Sie reduzieren diese Risiken durch regelmäßige Dichtheitsprüfungen, eine fachgerechte Wartung und passende Sanierungsverfahren.
Bei der Abwasserbehandlung entfernen Kläranlagen Feststoffe, Nährstoffe und weitere Belastungen, bevor das gereinigte Wasser in den natürlichen Kreislauf zurückkehrt.
Regenwasser, Überlastung und Hochwasserschutz
Bei Starkregen kann eine überlastete Kanalisation zu Rückstau und Überflutungen führen.
Neben Schäden an Gebäuden und Verkehrsflächen können dabei Böden abgeschwemmt und verunreinigtes Wasser in Gewässer eingetragen werden.
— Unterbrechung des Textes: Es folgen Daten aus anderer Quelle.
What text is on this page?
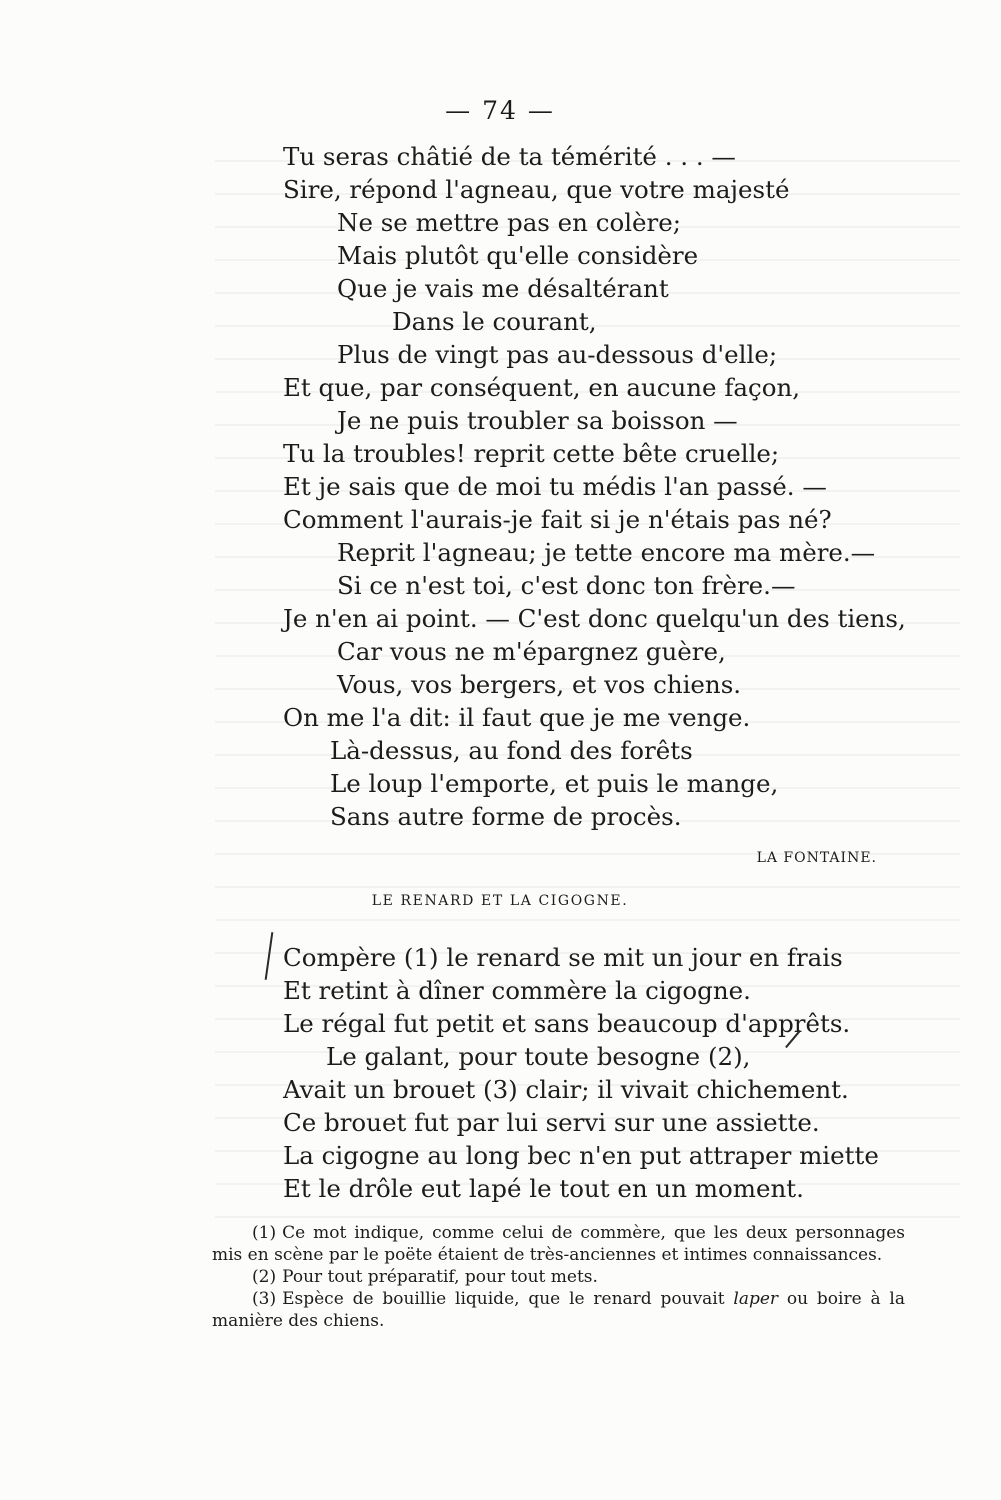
— 74 —
Tu seras châtié de ta témérité . . . —
Sire, répond l'agneau, que votre majesté
Ne se mettre pas en colère;
Mais plutôt qu'elle considère
Que je vais me désaltérant
Dans le courant,
Plus de vingt pas au-dessous d'elle;
Et que, par conséquent, en aucune façon,
Je ne puis troubler sa boisson —
Tu la troubles! reprit cette bête cruelle;
Et je sais que de moi tu médis l'an passé. —
Comment l'aurais-je fait si je n'étais pas né?
Reprit l'agneau; je tette encore ma mère.—
Si ce n'est toi, c'est donc ton frère.—
Je n'en ai point. — C'est donc quelqu'un des tiens,
Car vous ne m'épargnez guère,
Vous, vos bergers, et vos chiens.
On me l'a dit: il faut que je me venge.
Là-dessus, au fond des forêts
Le loup l'emporte, et puis le mange,
Sans autre forme de procès.
LA FONTAINE.
LE RENARD ET LA CIGOGNE.
Compère (1) le renard se mit un jour en frais
Et retint à dîner commère la cigogne.
Le régal fut petit et sans beaucoup d'apprêts.
Le galant, pour toute besogne (2),
Avait un brouet (3) clair; il vivait chichement.
Ce brouet fut par lui servi sur une assiette.
La cigogne au long bec n'en put attraper miette
Et le drôle eut lapé le tout en un moment.

(1) Ce mot indique, comme celui de commère, que les deux personnages

mis en scène par le poëte étaient de très-anciennes et intimes connaissances.

(2) Pour tout préparatif, pour tout mets.

(3) Espèce de bouillie liquide, que le renard pouvait laper ou boire à la manière des chiens.
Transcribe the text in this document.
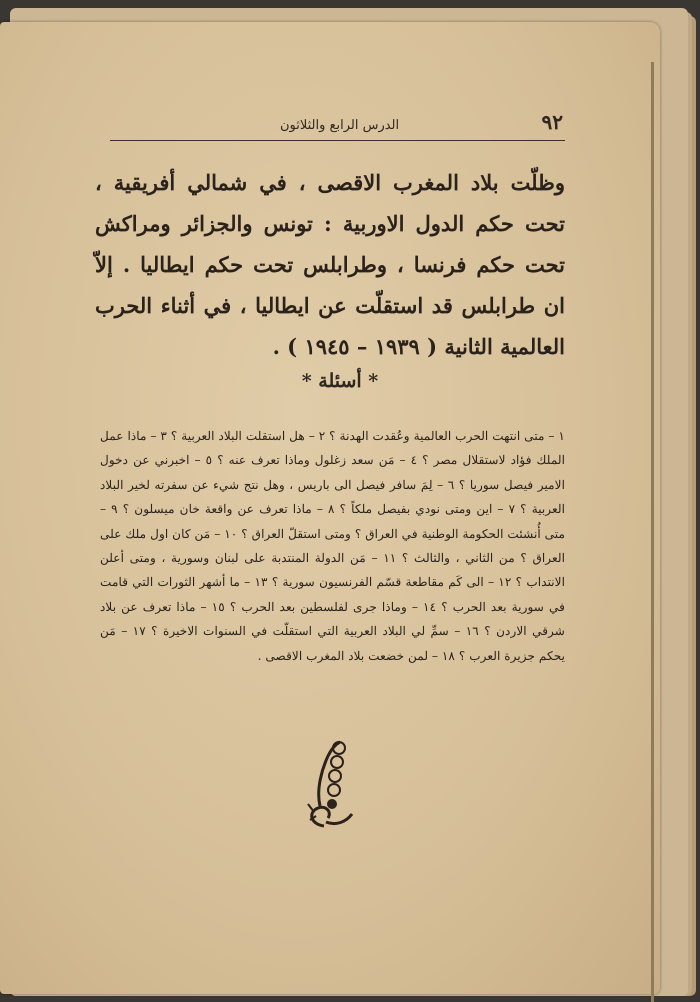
٩٢
الدرس الرابع والثلاثون
وظلّت بلاد المغرب الاقصى ، في شمالي أفريقية ، تحت حكم الدول الاوربية : تونس والجزائر ومراكش تحت حكم فرنسا ، وطرابلس تحت حكم ايطاليا . إلاّ ان طرابلس قد استقلّت عن ايطاليا ، في أثناء الحرب العالمية الثانية ( ١٩٣٩ – ١٩٤٥ ) .
* أسئلة *
١ – متى انتهت الحرب العالمية وعُقدت الهدنة ؟ ٢ – هل استقلت البلاد العربية ؟ ٣ – ماذا عمل الملك فؤاد لاستقلال مصر ؟ ٤ – مَن سعد زغلول وماذا تعرف عنه ؟ ٥ – اخبرني عن دخول الامير فيصل سوريا ؟ ٦ – لِمَ سافر فيصل الى باريس ، وهل نتج شيء عن سفرته لخير البلاد العربية ؟ ٧ – اين ومتى نودي بفيصل ملكاً ؟ ٨ – ماذا تعرف عن واقعة خان ميسلون ؟ ٩ – متى أُنشئت الحكومة الوطنية في العراق ؟ ومتى استقلّ العراق ؟ ١٠ – مَن كان اول ملك على العراق ؟ من الثاني ، والثالث ؟ ١١ – مَن الدولة المنتدبة على لبنان وسورية ، ومتى أعلن الانتداب ؟ ١٢ – الى كَم مقاطعة قسّم الفرنسيون سورية ؟ ١٣ – ما أشهر الثورات التي قامت في سورية بعد الحرب ؟ ١٤ – وماذا جرى لفلسطين بعد الحرب ؟ ١٥ – ماذا تعرف عن بلاد شرقي الاردن ؟ ١٦ – سمِّ لي البلاد العربية التي استقلّت في السنوات الاخيرة ؟ ١٧ – مَن يحكم جزيرة العرب ؟ ١٨ – لمن خضعت بلاد المغرب الاقصى .
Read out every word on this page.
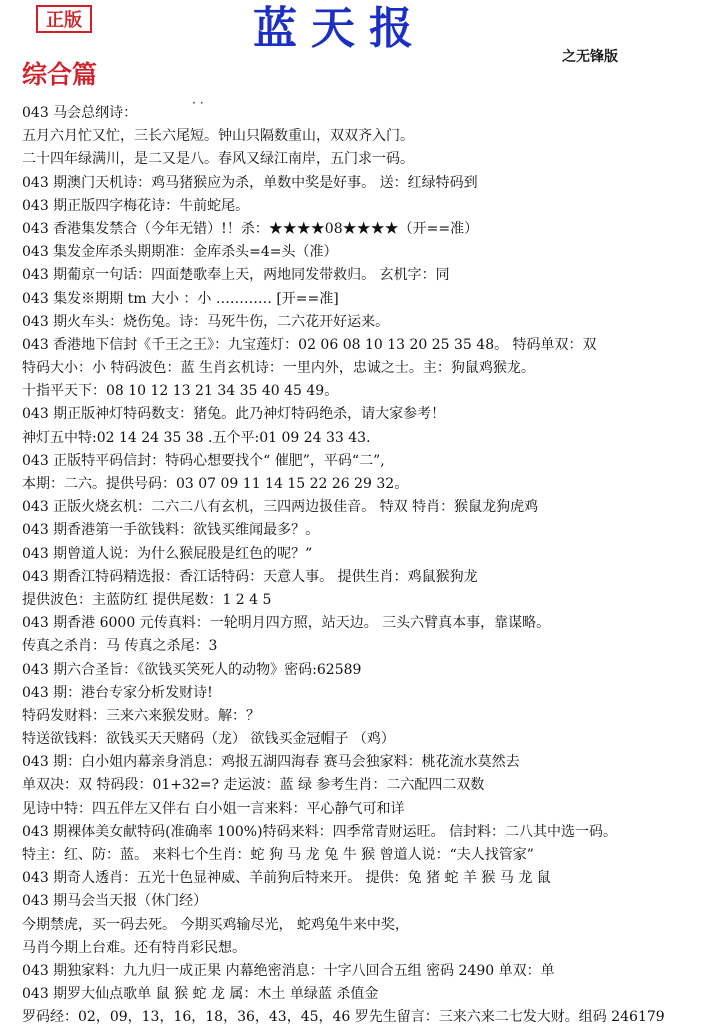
正版	蓝天报
之无锋版
综合篇
··
043 马会总纲诗：
五月六月忙又忙，三长六尾短。钟山只隔数重山，双双齐入门。
二十四年绿满川，是二又是八。春风又绿江南岸，五门求一码。
043 期澳门天机诗：鸡马猪猴应为杀，单数中奖是好事。 送：红绿特码到
043 期正版四字梅花诗：牛前蛇尾。
043 香港集发禁合（今年无错）!！杀：★★★★08★★★★（开==准）
043 集发金库杀头期期准：金库杀头=4=头（准）
043 期葡京一句话：四面楚歌奉上天，两地同发带救归。 玄机字：同
043 集发※期期 tm 大小 ：小 ………… [开==准]
043 期火车头：烧伤兔。诗：马死牛伤，二六花开好运来。
043 香港地下信封《千王之王》：九宝莲灯：02 06 08 10 13 20 25 35 48。 特码单双：双
特码大小：小 特码波色：蓝 生肖玄机诗：一里内外，忠诚之士。主：狗鼠鸡猴龙。
十指平天下：08 10 12 13 21 34 35 40 45 49。
043 期正版神灯特码数支：猪兔。此乃神灯特码绝杀，请大家参考！
神灯五中特:02 14 24 35 38 .五个平:01 09 24 33 43.
043 正版特平码信封：特码心想要找个“ 催肥”，平码“二”,
本期：二六。提供号码：03 07 09 11 14 15 22 26 29 32。
043 正版火烧玄机：二六二八有玄机，三四两边扱佳音。 特双 特肖：猴鼠龙狗虎鸡
043 期香港第一手欲钱料：欲钱买维闻最多？。
043 期曾道人说：为什么猴屁股是红色的呢？”
043 期香江特码精选报：香江话特码：天意人事。 提供生肖：鸡鼠猴狗龙
提供波色：主蓝防红 提供尾数：1 2 4 5
043 期香港 6000 元传真料：一轮明月四方照，站天边。 三头六臂真本事，靠谋略。
传真之杀肖：马 传真之杀尾：3
043 期六合圣旨：《欲钱买笑死人的动物》密码:62589
043 期：港台专家分析发财诗!
特码发财料：三来六来猴发财。解：？
特送欲钱料：欲钱买天天赌码（龙） 欲钱买金冠帽子 （鸡）
043 期：白小姐内幕亲身消息：鸡报五湖四海春 赛马会独家料：桃花流水莫然去
单双决：双 特码段：01+32=? 走运波：蓝 绿 参考生肖：二六配四二双数
见诗中特：四五伴左又伴右 白小姐一言来料：平心静气可和详
043 期裸体美女献特码(准确率 100%)特码来料：四季常青财运旺。 信封料：二八其中选一码。
特主：红、防：蓝。 来料七个生肖：蛇 狗 马 龙 兔 牛 猴 曾道人说：“夫人找管家”
043 期奇人透肖：五光十色显神威、羊前狗后特来开。 提供：兔 猪 蛇 羊 猴 马 龙 鼠
043 期马会当天报（休门经）
今期禁虎，买一码去死。 今期买鸡输尽光， 蛇鸡兔牛来中奖，
马肖今期上台难。还有特肖彩民想。
043 期独家料：九九归一成正果 内幕绝密消息：十字八回合五组 密码 2490 单双：单
043 期罗大仙点歌单 鼠 猴 蛇 龙 属：木土 单绿蓝 杀值金
罗码经：02，09，13，16，18，36，43，45，46 罗先生留言：三来六来二七发大财。组码 246179
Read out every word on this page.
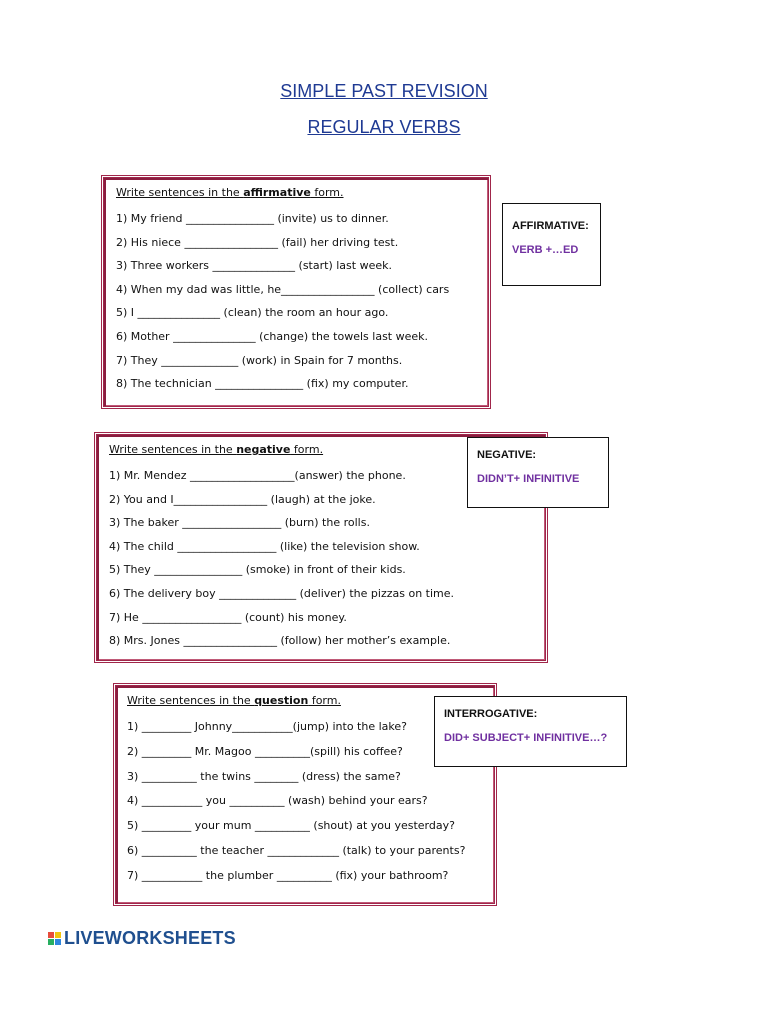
SIMPLE PAST REVISION
REGULAR VERBS
Write sentences in the affirmative form.
1) My friend ________________ (invite) us to dinner.
2) His niece _________________ (fail) her driving test.
3) Three workers _______________ (start) last week.
4) When my dad was little, he_________________ (collect) cars
5) I _______________ (clean) the room an hour ago.
6) Mother _______________ (change) the towels last week.
7) They ______________ (work) in Spain for 7 months.
8) The technician ________________ (fix) my computer.
AFFIRMATIVE:
VERB +…ED
Write sentences in the negative form.
1) Mr. Mendez ___________________(answer) the phone.
2) You and I_________________ (laugh) at the joke.
3) The baker __________________ (burn) the rolls.
4) The child __________________ (like) the television show.
5) They ________________ (smoke) in front of their kids.
6) The delivery boy ______________ (deliver) the pizzas on time.
7) He __________________ (count) his money.
8) Mrs. Jones _________________ (follow) her mother’s example.
NEGATIVE:
DIDN’T+ INFINITIVE
Write sentences in the question form.
1) _________ Johnny___________(jump) into the lake?
2) _________ Mr. Magoo __________(spill) his coffee?
3) __________ the twins ________ (dress) the same?
4) ___________ you __________ (wash) behind your ears?
5) _________ your mum __________ (shout) at you yesterday?
6) __________ the teacher _____________ (talk) to your parents?
7) ___________ the plumber __________ (fix) your bathroom?
INTERROGATIVE:
DID+ SUBJECT+ INFINITIVE…?
LIVEWORKSHEETS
Klimatische Veränderungen erhöhen in vielen Regionen den Bedarf an belastbaren Entwässerungskonzepten.
Eine angepasste Planung verteilt und verzögert den Abfluss.
Dazu gehören beispielsweise:
- ausreichend dimensionierte Leitungen und Rückhalteräume
- Notentlastungen für außergewöhnliche Niederschläge
- getrennte Systeme für Schmutz- und Regenwasser
- versickerungsfähige Flächen und begrünte Rückhaltebereiche
- regelmäßige Kontrollen von Einläufen, Schächten und Pumpwerken
Sie sollten diese Elemente auf örtliche Niederschlagsmengen, Bodenverhältnisse und die erwartete Stadtentwicklung abstimmen.
Nur gewartete Rückhalte- und Entlastungseinrichtungen funktionieren bei hoher Belastung zuverlässig.